L’emancipazione delle donne
Sono state comunque le donne a contaminare questa dicotomia stereotipale per prime: uscendo di casa per sostituire gli uomini impegnati al fronte durante le guerre mondiali, si sono rese conto che sapevano fare le postine, le tranviere, le impiegate, e poi un po’ alla volta le professioniste, i giudici, ecc. ed insieme alle competenze lavorative sapevano prendere decisioni, assumere responsabilità ed essere razionali, ma soprattutto pensare con la propria testa.

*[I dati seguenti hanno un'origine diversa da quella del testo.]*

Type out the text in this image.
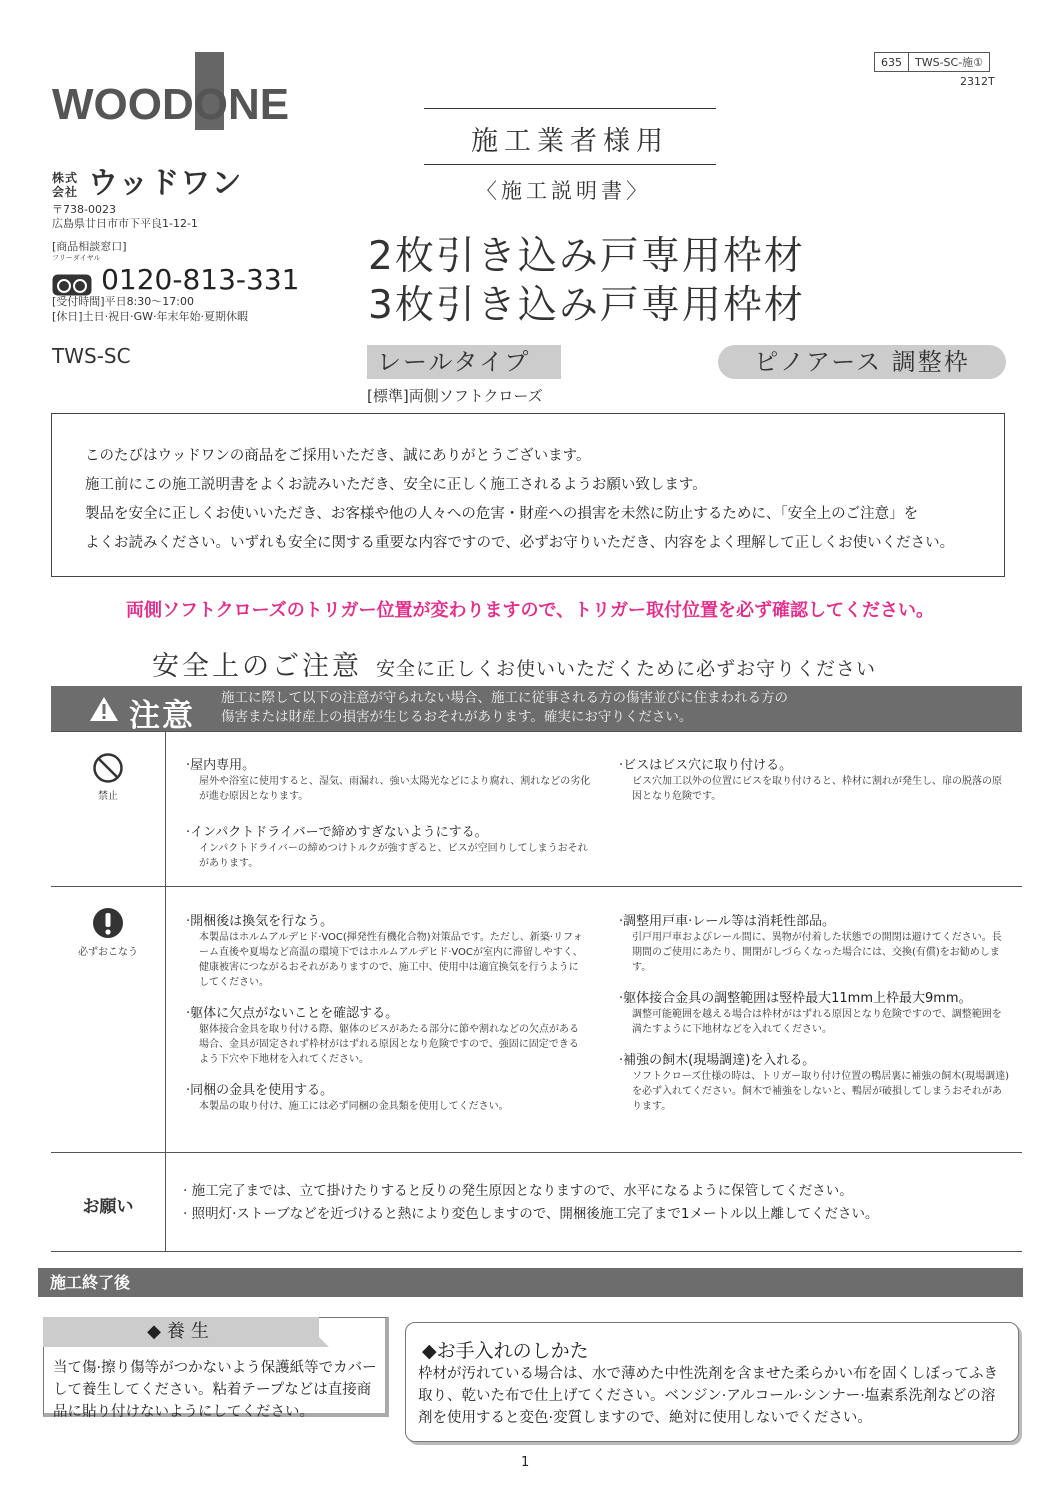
WOODONE
株式会社 ウッドワン
〒738-0023
広島県廿日市市下平良1-12-1
[商品相談窓口]
フリーダイヤル
0120-813-331
[受付時間]平日8:30〜17:00
[休日]土日·祝日·GW·年末年始·夏期休暇
TWS-SC
635	TWS-SC-施①
2312T
施工業者様用
〈施工説明書〉
2枚引き込み戸専用枠材
3枚引き込み戸専用枠材
レールタイプ	ピノアース 調整枠
[標準]両側ソフトクローズ
このたびはウッドワンの商品をご採用いただき、誠にありがとうございます。
施工前にこの施工説明書をよくお読みいただき、安全に正しく施工されるようお願い致します。
製品を安全に正しくお使いいただき、お客様や他の人々への危害・財産への損害を未然に防止するために、「安全上のご注意」を
よくお読みください。いずれも安全に関する重要な内容ですので、必ずお守りいただき、内容をよく理解して正しくお使いください。
両側ソフトクローズのトリガー位置が変わりますので、トリガー取付位置を必ず確認してください。
安全上のご注意 安全に正しくお使いいただくために必ずお守りください
注意 施工に際して以下の注意が守られない場合、施工に従事される方の傷害並びに住まわれる方の
傷害または財産上の損害が生じるおそれがあります。確実にお守りください。
禁止
·屋内専用。
屋外や浴室に使用すると、湿気、雨漏れ、強い太陽光などにより腐れ、割れなどの劣化が進む原因となります。
·インパクトドライバーで締めすぎないようにする。
インパクトドライバーの締めつけトルクが強すぎると、ビスが空回りしてしまうおそれがあります。
·ビスはビス穴に取り付ける。
ビス穴加工以外の位置にビスを取り付けると、枠材に割れが発生し、扉の脱落の原因となり危険です。
必ずおこなう
·開梱後は換気を行なう。
本製品はホルムアルデヒド·VOC(揮発性有機化合物)対策品です。ただし、新築·リフォーム直後や夏場など高温の環境下ではホルムアルデヒド·VOCが室内に滞留しやすく、健康被害につながるおそれがありますので、施工中、使用中は適宜換気を行うようにしてください。
·躯体に欠点がないことを確認する。
躯体接合金具を取り付ける際、躯体のビスがあたる部分に節や割れなどの欠点がある場合、金具が固定されず枠材がはずれる原因となり危険ですので、強固に固定できるよう下穴や下地材を入れてください。
·同梱の金具を使用する。
本製品の取り付け、施工には必ず同梱の金具類を使用してください。
·調整用戸車·レール等は消耗性部品。
引戸用戸車およびレール間に、異物が付着した状態での開閉は避けてください。長期間のご使用にあたり、開閉がしづらくなった場合には、交換(有償)をお勧めします。
·躯体接合金具の調整範囲は竪枠最大11mm上枠最大9mm。
調整可能範囲を越える場合は枠材がはずれる原因となり危険ですので、調整範囲を満たすように下地材などを入れてください。
·補強の飼木(現場調達)を入れる。
ソフトクローズ仕様の時は、トリガー取り付け位置の鴨居裏に補強の飼木(現場調達)を必ず入れてください。飼木で補強をしないと、鴨居が破損してしまうおそれがあります。
お願い
· 施工完了までは、立て掛けたりすると反りの発生原因となりますので、水平になるように保管してください。
· 照明灯·ストーブなどを近づけると熱により変色しますので、開梱後施工完了まで1メートル以上離してください。
施工終了後
◆養生
当て傷·擦り傷等がつかないよう保護紙等でカバーして養生してください。粘着テープなどは直接商品に貼り付けないようにしてください。
◆お手入れのしかた
枠材が汚れている場合は、水で薄めた中性洗剤を含ませた柔らかい布を固くしぼってふき取り、乾いた布で仕上げてください。ベンジン·アルコール·シンナー·塩素系洗剤などの溶剤を使用すると変色·変質しますので、絶対に使用しないでください。
1
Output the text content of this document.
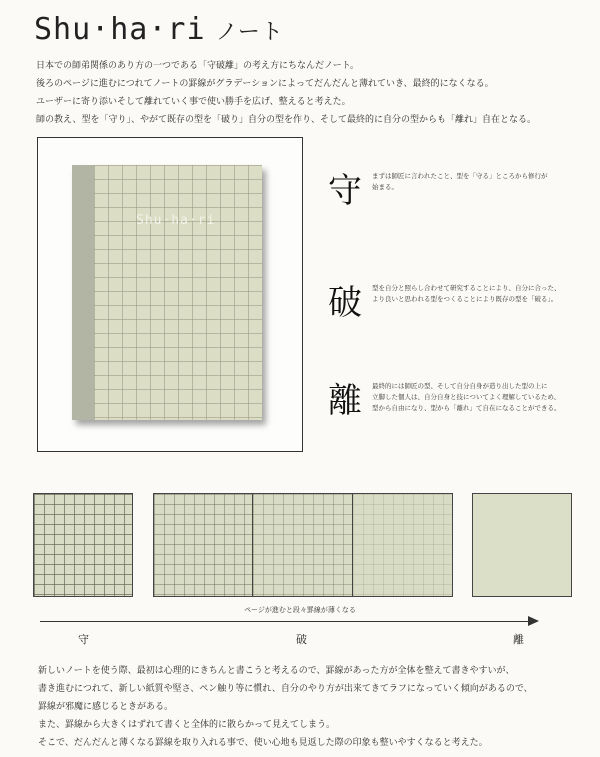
Shu·ha·ri ノート

日本での師弟関係のあり方の一つである「守破離」の考え方にちなんだノート。

後ろのページに進むにつれてノートの罫線がグラデーションによってだんだんと薄れていき、最終的になくなる。

ユーザーに寄り添いそして離れていく事で使い勝手を広げ、整えると考えた。

師の教え、型を「守り」、やがて既存の型を「破り」自分の型を作り、そして最終的に自分の型からも「離れ」自在となる。

Shu·ha·ri
守 まずは師匠に言われたこと、型を「守る」ところから修行が
始まる。
破 型を自分と照らし合わせて研究することにより、自分に合った、
より良いと思われる型をつくることにより既存の型を「破る」。
離 最終的には師匠の型、そして自分自身が造り出した型の上に
立脚した個人は、自分自身と技についてよく理解しているため、
型から自由になり、型から「離れ」て自在になることができる。
ページが進むと段々罫線が薄くなる
守	破	離

新しいノートを使う際、最初は心理的にきちんと書こうと考えるので、罫線があった方が全体を整えて書きやすいが、

書き進むにつれて、新しい紙質や堅さ、ペン触り等に慣れ、自分のやり方が出来てきてラフになっていく傾向があるので、

罫線が邪魔に感じるときがある。

また、罫線から大きくはずれて書くと全体的に散らかって見えてしまう。

そこで、だんだんと薄くなる罫線を取り入れる事で、使い心地も見返した際の印象も整いやすくなると考えた。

Ora anche gli uomini, soprattutto attraverso l’esperienza della paternità, riescono a mettersi in contatto con la loro parte tenera, e spesso non rifuggono dal mostrarsi emozionati e perfino dolci.
Dall’uguaglianza al pensiero della differenza
All’inizio è stato il femminismo a rivendicare l’emancipazione della donna e gli stessi diritti degli uomini, puntando perciò sulla logica dell’uguaglianza. Successivamente è apparso però il pensiero della differenza, filosofia introdotta in Italia da Luce Irigaray, che ha provveduto a contestare il principio dell’uguaglianza, denunciandone pericolose derive assimilative, contemporaneamente facendosi paladina della differenza. Sia il femminismo che il movimento differenzialista si sono sviluppati però all’interno del paradigma culturale della linearità, che obbediva alla logica binaria (“o” questo, “o” quello). Abbiamo dovuto aspettare il paradigma della “complessità” per poter ideare il pensiero delle Pari Opportunità, che sposa la multi-logica e coniuga il valore freddo del diritto, che parla di uguaglianza, con il valore caldo dell’identità che parla di differenza: “e” questo “e” quello.
Oggi, a dire il vero, si parla di femminismo di quarta generazione: Kira Cochrane infatti afferma che soltanto con l’aiuto degli uomini potremo realizzare il sogno delle autentiche “pari opportunità”, superando il principio del separatismo.
Crescere le giovani generazioni verso le “pari opportunità” significa che sia i maschi che le femmine dovranno essere educati verso il doppio traguardo dell’autorealizzazione (un tempo garantito solo ai maschi) e della competenza relazionale (un tempo garantita solo alle femmine), che consiste nell’empatia e capacità di mettersi nei panni degli altri, molto funzionali al lavoro di cura di qualità, caratteristiche delle intelligenze personali investigate da Gardner. A questo proposito si parla di pari opportunità anche al maschile, perché i giovani uomini più sensibili oggi non vogliono giustamente perdersi l’opportunità di poter sviluppare le intelligenze multiple.
Per prevenire la violenza sulle donne fondamentale risulta poi l’alfabetizzazione emotiva precoce di bambini e bambine.